Contractors are generally optimistic about the outlook for nonresidential and multifamily construction in 2024, but optimism is less widespread than a year ago, based on the 2024 AGC-Sage Construction Hiring and Business Outlook Survey, which AGC released on Thursday. The survey included 1,293 responses submitted November 9-December 8. Respondents were asked whether the dollar value of projects they compete for would be higher or lower in 2024. The net reading (the percent of respondents expecting a higher dollar value less the percent expecting a lower value) was positive for 14 out of 17 project types. The broadest optimism was for water and sewer projects, with a net positive reading of 32 percentage points, followed by highway and bridge projects and transportation facilities, 30 each; federal agency work, 37; power, 25; hospital, 23; other health care (such as clinics, labs, and testing facilities), 22; data centers 20; K-12 schools, 18; higher education, manufacturing, and public building construction, 15 each; warehouse, 10; and multifamily, 4. Net readings were negative for lodging, -3; retail, -15, and office, -24. As in 2023, 69% of firms expect to add employees. But 55% of respondents expect doing so will be as hard or harder than in 2023.
Construction employment, seasonally adjusted, totaled 8,056,000 in December, a gain of 17,000 from November and 197,000 (2.5%) year-over-year (y/y), according to AGC’s analysis of data the Bureau of Labor Statistics (BLS) posted today. The y/y growth rate outpaced the 1.7% increase in total nonfarm payroll employment. Residential construction employment (at residential building and specialty contractors) rose by 5,500 in November and 40,100 (1.2%) y/y. Nonresidential construction employment (at building, specialty trade, and heavy and civil engineering construction firms) increased by for the month and 11,900 (3.4%) y/y. Seasonally adjusted average hourly earnings for production and nonsupervisory employees in construction (craft and office) rose 5.1% y/y to $34.92 per hour. This “wage premium” for nonsupervisory construction workers amounted to 18.7% over the private sector average of $29.42, still considerably below the average premium in 2000-2019 of 21.5%. There were 442,000 unemployed jobseekers with construction experience, not seasonally adjusted, and the unemployment rate for such workers was 4.4%, unchanged from a year ago.
Construction spending (not adjusted for inflation) totaled $2.05 trillion in November at a seasonally adjusted annual rate, up 0.4% from the upwardly revised October rate and up 8.5% y/y, the Census Bureau reported on Tuesday. However, without a deflator, it is impossible to say how much of the y/y gain is in units vs. price. Private residential construction decreased for the seventh-straight month, by 1.1%, with single-family homebuilding up 2.9%, multifamily construction spending up 0.1%, and owner-occupied improvements down 0.8%. Private nonresidential construction spending rose 0.2%. The largest private nonresidential segment—manufacturing construction—rose 0.5% (including computer/electronic/electrical, up 3.2%, and chemical and pharmaceutical, down 2.0%). Commercial construction was flat (consisting of warehouse, down 4.6%; retail, up 0.1%; and farm, up 4.6%). Power rose 1.2% (with electric power up 0.6% and oil and gas field structures and pipelines up 1.5%). Private office and data center construction was flat. Public construction spending fell 2.2, with highway and street construction up 0.1% and public education down 0.3%.
There were 390,000 job openings in construction, not seasonally adjusted, at the end of November, an increase of 121,000 (38%) y/y and the largest November total in the 23-year history of the data, the BLS reported on Wednesday. Openings topped the 271,000 hires during the entire month, suggesting contractors wanted to hire twice as many workers.

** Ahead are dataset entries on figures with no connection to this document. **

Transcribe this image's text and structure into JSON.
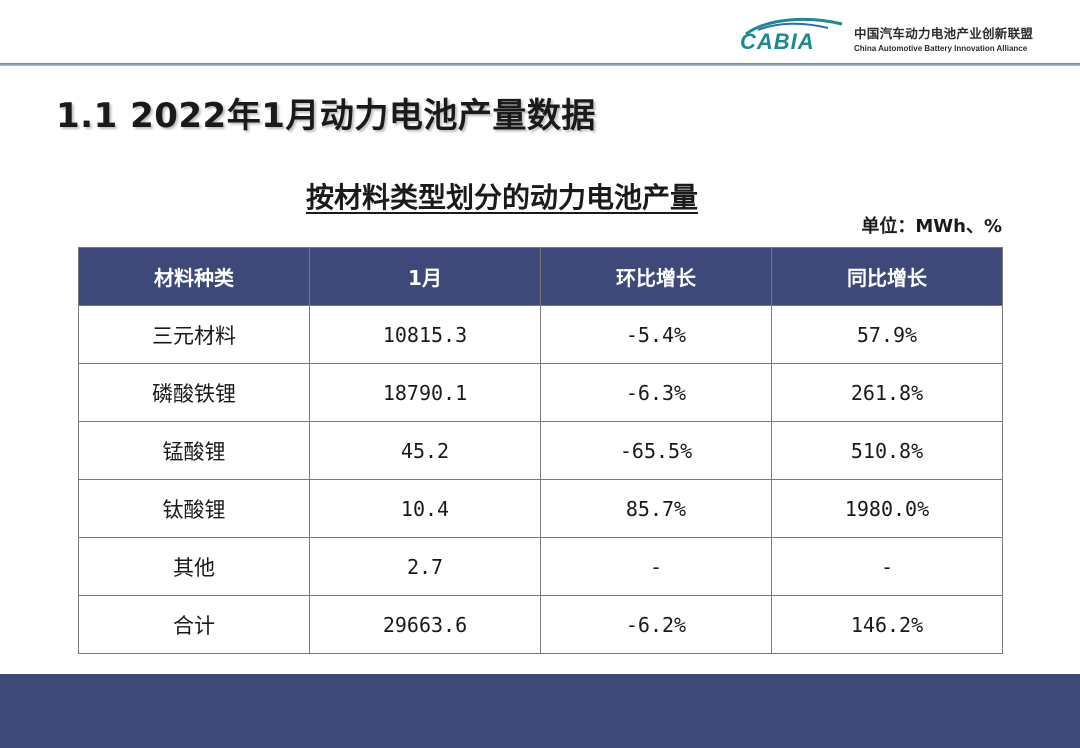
{
  "header": {
    "logo_brand": "CABIA",
    "logo_cn": "中国汽车动力电池产业创新联盟",
    "logo_en": "China Automotive Battery Innovation Alliance",
    "accent_color": "#3f4979"
  },
  "page_title": "1.1 2022年1月动力电池产量数据",
  "table_title": "按材料类型划分的动力电池产量",
  "unit_note": "单位：MWh、%",
  "table": {
    "columns": [
      "材料种类",
      "1月",
      "环比增长",
      "同比增长"
    ],
    "rows": [
      [
        "三元材料",
        "10815.3",
        "-5.4%",
        "57.9%"
      ],
      [
        "磷酸铁锂",
        "18790.1",
        "-6.3%",
        "261.8%"
      ],
      [
        "锰酸锂",
        "45.2",
        "-65.5%",
        "510.8%"
      ],
      [
        "钛酸锂",
        "10.4",
        "85.7%",
        "1980.0%"
      ],
      [
        "其他",
        "2.7",
        "-",
        "-"
      ],
      [
        "合计",
        "29663.6",
        "-6.2%",
        "146.2%"
      ]
    ]
  }
}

Construction employment, not seasonally adjusted, rose y/y from November 2022 in 213 (59%) of the 358 metro areas (including divisions of larger metros) for which BLS posts construction employment data, fell in 81 (23%), and was unchanged in 64, according to an analysis AGC released on Wednesday. (AGC treats as construction-only the totals for metros in which BLS reports only combined totals for mining, logging, and construction.) The Dallas-Plano-Irving division added the most jobs (12,500 combined jobs, 7%), followed by New York City (9,900 combined jobs, 7%). The largest percentage gain again occurred in Baton Rouge, La. (9,400 construction jobs, 19%), followed by Tulsa, Okla. (16%, 4,000 construction jobs). The largest number and percentage of losses occurred in the Orange-Rockland-Westchester, N.Y. division (-5,100 combined jobs, -11%).